Cota nas universidades: Inclusão ou retrocesso?

Enviada em 30/11/2020

A Constituição Federal de 1988, documento jurídico mais importante do país, garante o acesso à educação básica e superior para todos os cidadãos. No entanto, sabe-se que a inclusão é algo que precisa ser mais bem aplicada no Brasil, tendo em vista a injustiça histórica que ainda é recente. Sob essa ótica, é fundamental combater a desigualdade social, bem como melhorar o ensino público para que haja equidade.

A princípio, cabe ressaltar a necessidade em dirimir a desarmonia social, sendo essa um fator preponderante para o desequilíbrio no núcleo populacional. Nesse viés, percebe-se que mesmo após a Abolição da Escravidão, em 1888, com a Lei Áurea, o preconceito e a suposta inferioridade dos pardos e negros ainda persistem em pleno século XXI. Dessa maneira, foi criada a Política Afirmativas com o objetivo de incluir a população considerada marginalizada e garantir o acesso às universidades. Assim, os reflexos da injustiça histórica não são repetidos, pelo contrário, é apenas lembrada para que o presente e o futuro sejam diferentes.

Além do mais, outro fator é o desnível entre a educação pública e particular. De acordo com Milton Santos, geógrafo brasileiro, a democracia só existe quando todos as pessoas tiverem acesso aos meus recursos. A partir desse pressuposto, evidencia-se que no Brasil a democracia existente é parcial, pois as oportunidades nem sempre são as mesmas. Prova disso é a diferença dos setores educacionais particulares e públicos, sendo esses, por vezes, sem o investimento necessário para se igualar aos outros, e a concorrência passa a ser não meritória, mas baseada nas desigualdades ao acesso.

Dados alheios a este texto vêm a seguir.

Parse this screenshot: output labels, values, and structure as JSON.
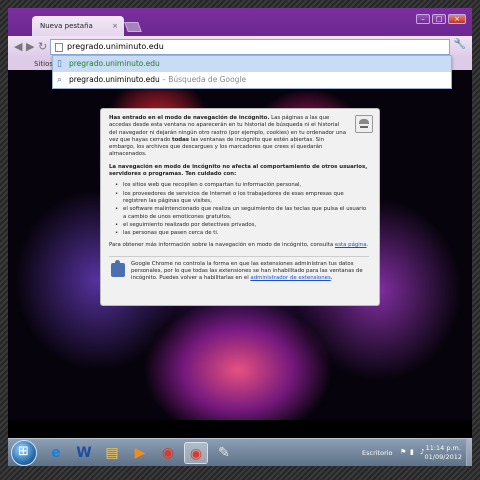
{
  "tab": {
    "title": "Nueva pestaña",
    "close": "×"
  },
  "window_controls": {
    "minimize": "–",
    "maximize": "□",
    "close": "×"
  },
  "toolbar": {
    "back": "◀",
    "forward": "▶",
    "reload": "↻",
    "address": "pregrado.uniminuto.edu",
    "wrench": "🔧"
  },
  "bookmarks": {
    "label": "Sitios m"
  },
  "autocomplete": [
    {
      "text": "pregrado.uniminuto.edu",
      "sub": ""
    },
    {
      "text": "pregrado.uniminuto.edu",
      "sub": " – Búsqueda de Google"
    }
  ],
  "incognito": {
    "heading": "Has entrado en el modo de navegación de incógnito.",
    "intro": " Las páginas a las que accedas desde esta ventana no aparecerán en tu historial de búsqueda ni el historial del navegador ni dejarán ningún otro rastro (por ejemplo, cookies) en tu ordenador una vez que hayas cerrado ",
    "intro_bold": "todas",
    "intro_end": " las ventanas de incógnito que estén abiertas. Sin embargo, los archivos que descargues y los marcadores que crees sí quedarán almacenados.",
    "warning": "La navegación en modo de incógnito no afecta al comportamiento de otros usuarios, servidores o programas. Ten cuidado con:",
    "bullets": [
      "los sitios web que recopilen o compartan tu información personal,",
      "los proveedores de servicios de Internet o los trabajadores de esas empresas que registren las páginas que visites,",
      "el software malintencionado que realiza un seguimiento de las teclas que pulsa el usuario a cambio de unos emoticones gratuitos,",
      "el seguimiento realizado por detectives privados,",
      "las personas que pasen cerca de ti."
    ],
    "more_info": "Para obtener más información sobre la navegación en modo de incógnito, consulta ",
    "more_info_link": "esta página",
    "more_info_end": ".",
    "ext_text": "Google Chrome no controla la forma en que las extensiones administran tus datos personales, por lo que todas las extensiones se han inhabilitado para las ventanas de incógnito. Puedes volver a habilitarlas en el ",
    "ext_link": "administrador de extensiones",
    "ext_end": "."
  },
  "taskbar": {
    "icons": [
      {
        "name": "internet-explorer-icon",
        "glyph": "e"
      },
      {
        "name": "word-icon",
        "glyph": "W"
      },
      {
        "name": "folder-icon",
        "glyph": "▤"
      },
      {
        "name": "media-player-icon",
        "glyph": "▶"
      },
      {
        "name": "chrome-icon",
        "glyph": "◉"
      },
      {
        "name": "chrome-active-icon",
        "glyph": "◉"
      },
      {
        "name": "paint-icon",
        "glyph": "✎"
      }
    ],
    "tray_label": "Escritorio",
    "time": "11:14 p.m.",
    "date": "01/09/2012"
  },
  "colors": {
    "incognito_purple": "#6a268f",
    "link": "#1a4fcc",
    "taskbar": "#7389a0"
  }
}
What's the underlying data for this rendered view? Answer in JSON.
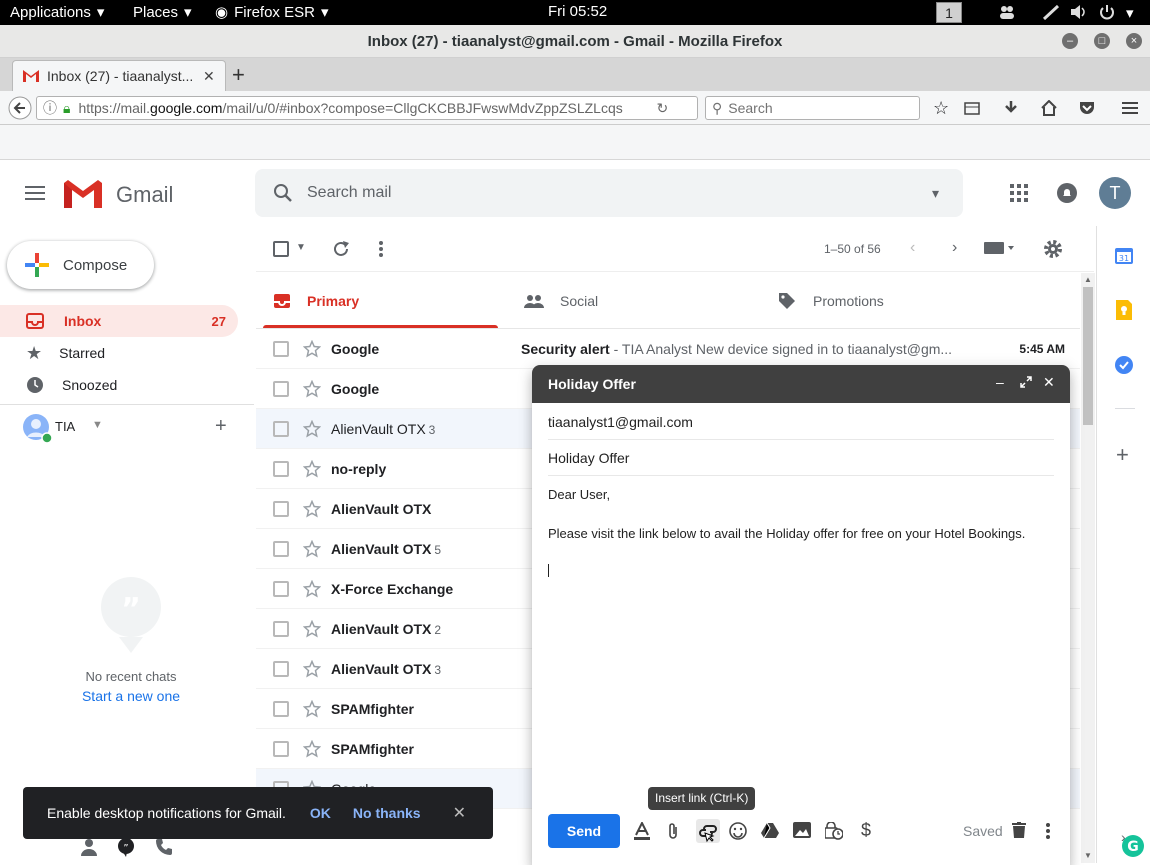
{
  "topbar": {
    "applications": "Applications",
    "places": "Places",
    "firefox": "Firefox ESR",
    "clock": "Fri 05:52",
    "workspace": "1"
  },
  "window": {
    "title": "Inbox (27) - tiaanalyst@gmail.com - Gmail - Mozilla Firefox"
  },
  "tab": {
    "label": "Inbox (27) - tiaanalyst..."
  },
  "nav": {
    "url_prefix": "https://mail.",
    "url_domain": "google.com",
    "url_rest": "/mail/u/0/#inbox?compose=CllgCKCBBJFwswMdvZppZSLZLcqs",
    "search_placeholder": "Search"
  },
  "gmail": {
    "brand": "Gmail",
    "search_placeholder": "Search mail",
    "avatar_letter": "T",
    "compose_label": "Compose",
    "pagination": "1–50 of 56",
    "nav": [
      {
        "label": "Inbox",
        "count": "27"
      },
      {
        "label": "Starred",
        "count": ""
      },
      {
        "label": "Snoozed",
        "count": ""
      }
    ],
    "hangouts_user": "TIA",
    "categories": {
      "primary": "Primary",
      "social": "Social",
      "promotions": "Promotions"
    },
    "chat_empty": "No recent chats",
    "chat_start": "Start a new one",
    "emails": [
      {
        "sender": "Google",
        "count": "",
        "subject": "Security alert",
        "snippet": " - TIA Analyst New device signed in to tiaanalyst@gm...",
        "time": "5:45 AM",
        "read": false
      },
      {
        "sender": "Google",
        "count": "",
        "subject": "",
        "snippet": "",
        "time": "",
        "read": false
      },
      {
        "sender": "AlienVault OTX",
        "count": "3",
        "subject": "",
        "snippet": "",
        "time": "",
        "read": true
      },
      {
        "sender": "no-reply",
        "count": "",
        "subject": "",
        "snippet": "",
        "time": "",
        "read": false
      },
      {
        "sender": "AlienVault OTX",
        "count": "",
        "subject": "",
        "snippet": "",
        "time": "",
        "read": false
      },
      {
        "sender": "AlienVault OTX",
        "count": "5",
        "subject": "",
        "snippet": "",
        "time": "",
        "read": false
      },
      {
        "sender": "X-Force Exchange",
        "count": "",
        "subject": "",
        "snippet": "",
        "time": "",
        "read": false
      },
      {
        "sender": "AlienVault OTX",
        "count": "2",
        "subject": "",
        "snippet": "",
        "time": "",
        "read": false
      },
      {
        "sender": "AlienVault OTX",
        "count": "3",
        "subject": "",
        "snippet": "",
        "time": "",
        "read": false
      },
      {
        "sender": "SPAMfighter",
        "count": "",
        "subject": "",
        "snippet": "",
        "time": "",
        "read": false
      },
      {
        "sender": "SPAMfighter",
        "count": "",
        "subject": "",
        "snippet": "",
        "time": "",
        "read": false
      },
      {
        "sender": "Google",
        "count": "",
        "subject": "",
        "snippet": "",
        "time": "",
        "read": true
      }
    ]
  },
  "compose": {
    "title": "Holiday Offer",
    "to": "tiaanalyst1@gmail.com",
    "subject": "Holiday Offer",
    "greeting": "Dear User,",
    "body": "Please visit the link below to avail the Holiday offer for free on your Hotel Bookings.",
    "send_label": "Send",
    "saved_label": "Saved",
    "tooltip": "Insert link (Ctrl-K)"
  },
  "notification": {
    "message": "Enable desktop notifications for Gmail.",
    "ok": "OK",
    "no_thanks": "No thanks"
  },
  "colors": {
    "gmail_red": "#d93025",
    "send_blue": "#1a73e8",
    "compose_header": "#404040"
  }
}
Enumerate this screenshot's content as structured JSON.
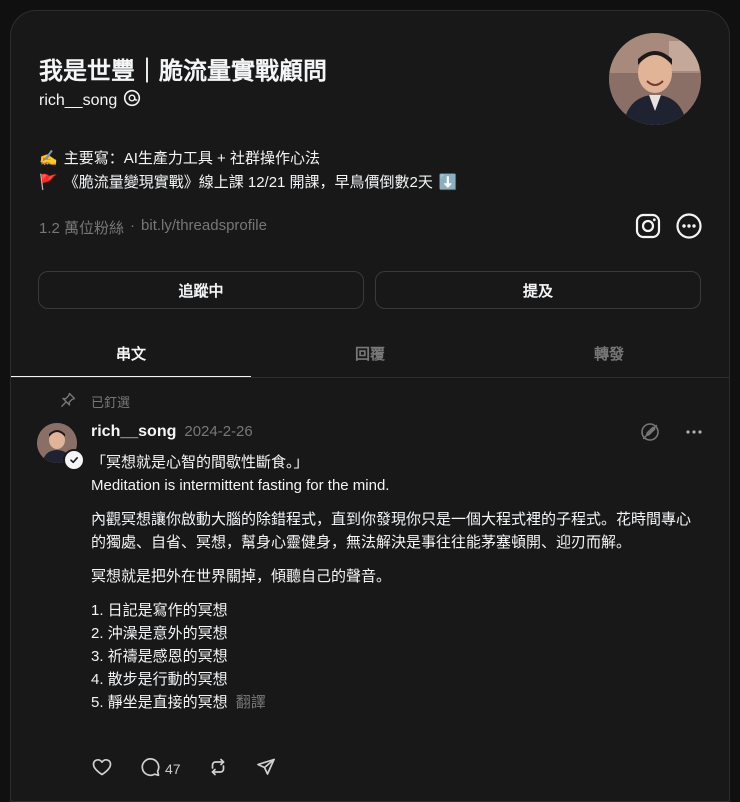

Infere-se, portanto, que medidas precisam ser tomadas para que as garantias da Carta Magna sejam cumpridas na prática. Em vista disso, cabe ao governo, como instância máxima de administração executiva, investir no setor educacional, promovendo recursos que trarão equidade, como acesso a boas bibliotecas, computadores e aulas experimentais, por meio de políticas públicas e leis orçamentárias que forneçam verba para tal investimento. Por fim, faz-se necessário continuar com a aplicabilidade das leis de cotas, sendo melhor monitorada nas seleções de ingresso nas faculdades, através de equipes que não utilizam da parcialidade. Desse modo, as reproduções enraizadas de desigualdade não serão tratadas com normalidade e a geração futura terá novos passos.